Recently I updated all the .backward in my code with retain_graph=True. And then placed the backward step crating issue inside with torch.autograd.set_detect_anomaly(True): Then the error got narrowed down and is as follows

[W python_anomaly_mode.cpp:85] Warning: Error detected in CudnnConvolutionBackward. No forward pass information available. Enable detect anomaly during forward pass for more information. (function _print_stack)

…

RuntimeError: one of the variables needed for gradient computation has been modified by an inplace operation: [torch.cuda.FloatTensor [3, 32, 3, 3]] is at version 2; expected version 1 instead. Hint: the backtrace further above shows the operation that failed to compute its gradient. The variable in question was changed in there or anywhere later. Good luck!

As I suspected, the issue is all due to some inplace operation. But if I search for the inplace operation with the given tensor size, I cannot able to find any.

Now, I have two questions:

1 Why the code is working well if I comment on the layers I mentioned in the first post?

2 How to find the exact inplace operation leading to error?

Chanu_hcu · July 21, 2022, 11:49am

To know the exact line, I tried to introduce a random tensor after the pool operation, and then the code led to the error shown below. I tried with random tensors after and before every operation. Except after pool everywhere, the same error (mentioned in post #1) is occurring.

    t = self.c1(t1)
    t = self.pool(t)
    t = torch.FloatTensor(t.shape).to('cuda:0')
    t = torch.flatten(t,1)
    t = F.relu((self.linear(t)))

Error

RuntimeError: Function ‘AddmmBackward0’ returned nan values in its 2th output.

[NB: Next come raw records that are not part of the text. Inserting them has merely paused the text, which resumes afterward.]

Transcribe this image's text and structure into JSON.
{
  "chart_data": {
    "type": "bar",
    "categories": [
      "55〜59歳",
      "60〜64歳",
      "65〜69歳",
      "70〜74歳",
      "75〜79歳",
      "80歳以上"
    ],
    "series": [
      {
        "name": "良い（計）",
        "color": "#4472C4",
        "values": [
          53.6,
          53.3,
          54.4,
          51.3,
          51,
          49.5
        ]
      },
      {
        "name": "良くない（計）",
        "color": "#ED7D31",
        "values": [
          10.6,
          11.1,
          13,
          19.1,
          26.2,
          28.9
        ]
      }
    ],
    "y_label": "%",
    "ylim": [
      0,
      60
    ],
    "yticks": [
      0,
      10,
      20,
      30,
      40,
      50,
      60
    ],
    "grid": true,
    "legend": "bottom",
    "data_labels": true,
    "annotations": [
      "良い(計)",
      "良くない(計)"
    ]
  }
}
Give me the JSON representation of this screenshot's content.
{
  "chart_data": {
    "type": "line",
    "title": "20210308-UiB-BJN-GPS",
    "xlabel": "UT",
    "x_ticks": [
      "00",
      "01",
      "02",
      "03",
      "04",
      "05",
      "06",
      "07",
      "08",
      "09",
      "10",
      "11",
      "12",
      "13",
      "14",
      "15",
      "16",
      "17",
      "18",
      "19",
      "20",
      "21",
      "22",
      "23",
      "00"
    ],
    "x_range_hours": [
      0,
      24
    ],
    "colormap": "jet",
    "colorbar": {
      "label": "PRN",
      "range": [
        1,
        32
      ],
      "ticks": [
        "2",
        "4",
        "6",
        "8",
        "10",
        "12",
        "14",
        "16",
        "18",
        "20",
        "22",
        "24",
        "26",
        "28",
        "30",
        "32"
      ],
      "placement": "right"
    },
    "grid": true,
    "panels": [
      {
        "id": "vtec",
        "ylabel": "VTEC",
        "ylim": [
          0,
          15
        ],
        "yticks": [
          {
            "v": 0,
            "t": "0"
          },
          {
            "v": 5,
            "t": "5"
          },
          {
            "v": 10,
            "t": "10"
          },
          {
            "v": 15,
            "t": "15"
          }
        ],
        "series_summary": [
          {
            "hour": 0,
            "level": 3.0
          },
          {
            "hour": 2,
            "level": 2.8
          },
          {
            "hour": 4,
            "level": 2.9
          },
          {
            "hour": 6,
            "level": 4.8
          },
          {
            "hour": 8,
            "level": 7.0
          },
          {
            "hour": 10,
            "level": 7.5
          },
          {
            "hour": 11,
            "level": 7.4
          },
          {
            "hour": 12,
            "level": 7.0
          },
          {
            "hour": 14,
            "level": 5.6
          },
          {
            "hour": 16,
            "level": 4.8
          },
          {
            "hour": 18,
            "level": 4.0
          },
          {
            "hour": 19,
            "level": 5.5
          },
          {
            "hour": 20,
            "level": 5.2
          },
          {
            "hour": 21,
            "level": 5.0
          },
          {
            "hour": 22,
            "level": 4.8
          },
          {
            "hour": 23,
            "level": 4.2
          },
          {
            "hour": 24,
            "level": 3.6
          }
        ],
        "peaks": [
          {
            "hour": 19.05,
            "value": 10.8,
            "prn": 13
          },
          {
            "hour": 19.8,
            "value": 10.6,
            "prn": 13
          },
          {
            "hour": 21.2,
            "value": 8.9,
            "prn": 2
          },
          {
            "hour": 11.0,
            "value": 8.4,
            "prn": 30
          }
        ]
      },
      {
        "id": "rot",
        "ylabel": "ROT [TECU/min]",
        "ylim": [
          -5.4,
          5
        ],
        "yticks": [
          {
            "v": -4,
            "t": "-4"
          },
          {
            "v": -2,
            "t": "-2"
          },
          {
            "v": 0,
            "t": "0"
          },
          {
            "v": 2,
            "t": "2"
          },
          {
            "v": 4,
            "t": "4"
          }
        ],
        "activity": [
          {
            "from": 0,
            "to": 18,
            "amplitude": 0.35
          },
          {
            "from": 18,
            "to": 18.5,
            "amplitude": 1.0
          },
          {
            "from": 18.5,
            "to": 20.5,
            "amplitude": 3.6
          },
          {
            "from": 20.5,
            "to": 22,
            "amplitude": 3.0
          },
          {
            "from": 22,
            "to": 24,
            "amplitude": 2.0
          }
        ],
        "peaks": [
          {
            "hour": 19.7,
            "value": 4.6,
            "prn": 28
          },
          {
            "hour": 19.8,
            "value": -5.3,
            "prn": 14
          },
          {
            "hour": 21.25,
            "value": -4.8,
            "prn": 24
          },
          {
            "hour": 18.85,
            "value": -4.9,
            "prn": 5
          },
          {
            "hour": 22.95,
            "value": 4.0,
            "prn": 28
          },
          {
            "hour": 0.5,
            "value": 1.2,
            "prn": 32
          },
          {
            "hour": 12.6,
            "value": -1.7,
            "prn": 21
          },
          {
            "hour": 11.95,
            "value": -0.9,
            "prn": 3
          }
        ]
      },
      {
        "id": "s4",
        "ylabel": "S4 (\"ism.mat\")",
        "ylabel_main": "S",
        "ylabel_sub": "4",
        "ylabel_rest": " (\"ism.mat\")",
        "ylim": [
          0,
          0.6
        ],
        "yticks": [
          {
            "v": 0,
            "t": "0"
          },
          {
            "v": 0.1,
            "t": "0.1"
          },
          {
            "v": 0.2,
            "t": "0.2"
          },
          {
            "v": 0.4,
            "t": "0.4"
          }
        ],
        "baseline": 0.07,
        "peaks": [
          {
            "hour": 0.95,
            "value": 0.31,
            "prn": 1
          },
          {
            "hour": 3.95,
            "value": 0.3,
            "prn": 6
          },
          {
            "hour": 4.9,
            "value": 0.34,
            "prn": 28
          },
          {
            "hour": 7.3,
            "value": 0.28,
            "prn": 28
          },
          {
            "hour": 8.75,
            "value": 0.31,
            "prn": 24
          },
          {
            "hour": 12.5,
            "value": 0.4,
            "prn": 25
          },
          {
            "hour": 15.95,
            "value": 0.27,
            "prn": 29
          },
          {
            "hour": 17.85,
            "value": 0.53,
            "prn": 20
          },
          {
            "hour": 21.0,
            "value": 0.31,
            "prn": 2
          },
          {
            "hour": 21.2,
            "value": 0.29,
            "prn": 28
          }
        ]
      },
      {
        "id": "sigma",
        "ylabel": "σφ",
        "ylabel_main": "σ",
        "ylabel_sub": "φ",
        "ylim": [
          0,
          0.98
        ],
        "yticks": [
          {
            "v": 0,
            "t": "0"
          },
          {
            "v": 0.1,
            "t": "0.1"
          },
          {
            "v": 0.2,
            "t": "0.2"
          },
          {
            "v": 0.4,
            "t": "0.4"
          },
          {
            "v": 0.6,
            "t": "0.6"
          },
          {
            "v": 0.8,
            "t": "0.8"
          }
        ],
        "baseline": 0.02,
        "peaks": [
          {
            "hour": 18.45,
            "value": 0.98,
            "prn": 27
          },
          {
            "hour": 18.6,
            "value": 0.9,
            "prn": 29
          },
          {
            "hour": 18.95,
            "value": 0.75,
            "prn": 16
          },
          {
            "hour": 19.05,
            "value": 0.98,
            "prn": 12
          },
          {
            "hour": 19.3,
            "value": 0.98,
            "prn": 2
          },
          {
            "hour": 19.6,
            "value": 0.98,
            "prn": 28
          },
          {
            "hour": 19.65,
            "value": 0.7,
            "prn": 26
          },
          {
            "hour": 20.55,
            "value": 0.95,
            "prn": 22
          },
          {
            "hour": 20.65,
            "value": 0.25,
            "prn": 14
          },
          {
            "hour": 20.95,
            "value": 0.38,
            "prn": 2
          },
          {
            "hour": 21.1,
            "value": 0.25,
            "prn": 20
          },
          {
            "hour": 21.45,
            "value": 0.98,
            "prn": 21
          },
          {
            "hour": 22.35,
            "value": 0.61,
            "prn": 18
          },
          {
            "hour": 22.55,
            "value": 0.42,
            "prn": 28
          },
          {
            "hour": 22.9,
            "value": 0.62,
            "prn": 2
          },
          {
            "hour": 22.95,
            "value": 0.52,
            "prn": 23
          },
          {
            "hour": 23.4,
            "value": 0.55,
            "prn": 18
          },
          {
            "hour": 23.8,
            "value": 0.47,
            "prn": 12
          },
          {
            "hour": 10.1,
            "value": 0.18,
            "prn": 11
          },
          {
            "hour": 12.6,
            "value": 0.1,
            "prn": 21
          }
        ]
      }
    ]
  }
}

ptrblck · July 21, 2022, 11:16pm

Don’t use retain_graph=True unless you explicitly need it and can explain why, as it usually yields other errors.

This is one expected error of using retain_graph=True as the optimizer.step() will update the parameters inplace. The backward call in the next iteration will then try to use the already updated parameters with the old forward activations of the first iteration to calculate the gradients, which is mathematically wrong.

Note that you are not creating a random tensor, but an uninitialized one which can contain invalid values (such as NaN, Inf, etc.).

Chanu_hcu · July 22, 2022, 11:38am

The error is not due to the layers I used, but the input tensor t1 is leading to error. As t1 is the output of another neural network. It is necessary to call .detach() on t1 before passing it to the current neural network.